Roncesvalles – Akerreta (30,6km)

Das war eine unruhige Nacht in diesem Riesenschlafsaal der Herberge von Roncesvalles! Viele haben geschnarcht, auch eine der drei Kanadierinnen in meiner Viererbox. Und ein Fenster durfte auch nicht geöffnet werden, weil die Damen verfroren waren und zudem auch noch ziemlich dünne Schlafsäcke hatten.

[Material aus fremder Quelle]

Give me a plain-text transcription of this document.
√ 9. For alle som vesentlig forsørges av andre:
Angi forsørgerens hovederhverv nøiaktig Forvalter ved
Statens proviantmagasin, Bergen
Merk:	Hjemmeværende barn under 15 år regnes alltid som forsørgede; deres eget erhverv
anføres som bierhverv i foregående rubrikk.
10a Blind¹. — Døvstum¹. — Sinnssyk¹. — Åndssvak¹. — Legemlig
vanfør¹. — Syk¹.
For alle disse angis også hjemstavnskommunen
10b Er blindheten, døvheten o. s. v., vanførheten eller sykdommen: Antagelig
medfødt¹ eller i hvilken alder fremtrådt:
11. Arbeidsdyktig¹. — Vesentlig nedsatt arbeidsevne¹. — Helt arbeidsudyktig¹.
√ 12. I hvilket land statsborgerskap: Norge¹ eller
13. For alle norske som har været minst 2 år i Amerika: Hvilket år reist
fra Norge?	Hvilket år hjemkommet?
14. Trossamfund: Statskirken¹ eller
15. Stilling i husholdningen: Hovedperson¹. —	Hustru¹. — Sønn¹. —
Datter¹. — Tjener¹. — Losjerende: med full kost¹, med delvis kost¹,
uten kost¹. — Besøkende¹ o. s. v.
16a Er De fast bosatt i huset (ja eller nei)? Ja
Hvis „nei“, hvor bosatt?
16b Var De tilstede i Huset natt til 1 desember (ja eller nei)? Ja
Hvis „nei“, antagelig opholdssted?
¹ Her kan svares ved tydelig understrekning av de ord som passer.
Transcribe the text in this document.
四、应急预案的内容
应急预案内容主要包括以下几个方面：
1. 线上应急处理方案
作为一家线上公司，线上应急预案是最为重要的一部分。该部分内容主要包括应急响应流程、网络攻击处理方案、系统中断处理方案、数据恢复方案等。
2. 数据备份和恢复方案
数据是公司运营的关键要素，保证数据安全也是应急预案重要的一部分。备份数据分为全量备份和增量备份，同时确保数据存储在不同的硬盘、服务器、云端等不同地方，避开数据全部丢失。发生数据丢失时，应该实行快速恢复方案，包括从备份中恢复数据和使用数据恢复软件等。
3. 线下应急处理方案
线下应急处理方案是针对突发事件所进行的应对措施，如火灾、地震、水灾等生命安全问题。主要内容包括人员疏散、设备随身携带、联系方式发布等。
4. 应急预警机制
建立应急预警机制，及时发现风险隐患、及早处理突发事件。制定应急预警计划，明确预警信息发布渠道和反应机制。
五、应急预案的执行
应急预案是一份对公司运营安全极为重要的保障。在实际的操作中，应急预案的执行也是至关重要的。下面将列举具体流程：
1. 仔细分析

Als dann um Punkt sechs unsere holländischen Hospitaleros laut Gregorianische Gesänge vortragend zum Wecken durch die Flure zogen, war ich heilfroh, aufstehen und meinen Krempel zusammenpacken zu können. Auf die Massenabfertigung beim Frühstück im benachbarten Restaurant habe ich zugunsten eines zeitigen Aufbruchs verzichtet und stand so schon kurz vor halb sieben im Stockdunklen bei eisigen Temperaturen auf der Straße.

Da der Pilgerweg die erste halbe Stunde nur durch Wald führte, musste ich heute zum ersten Mal das Licht meines iPhones benutzen, um den Weg überhaupt zu finden und um im Dunkeln nicht über herumliegende Äste zu stürzen. Was für ein Glück, dass ich schon um sieben in der ersten Bar in Auritz meinen Morgenkaffee mit warmem Croissant bekam!
Der hervorragend ausgeschilderte Weg führte mich in seinem weiteren Verlauf bei schönstem Herbstwetter durch Aurizberri und Linzoain nach Zubiri. Da ich den Camino Francés vor fünf Jahren schon einmal gegangen war, kamen mir einige Ecken noch bekannt vor, ja, ich fühlte mich regelrecht heimisch.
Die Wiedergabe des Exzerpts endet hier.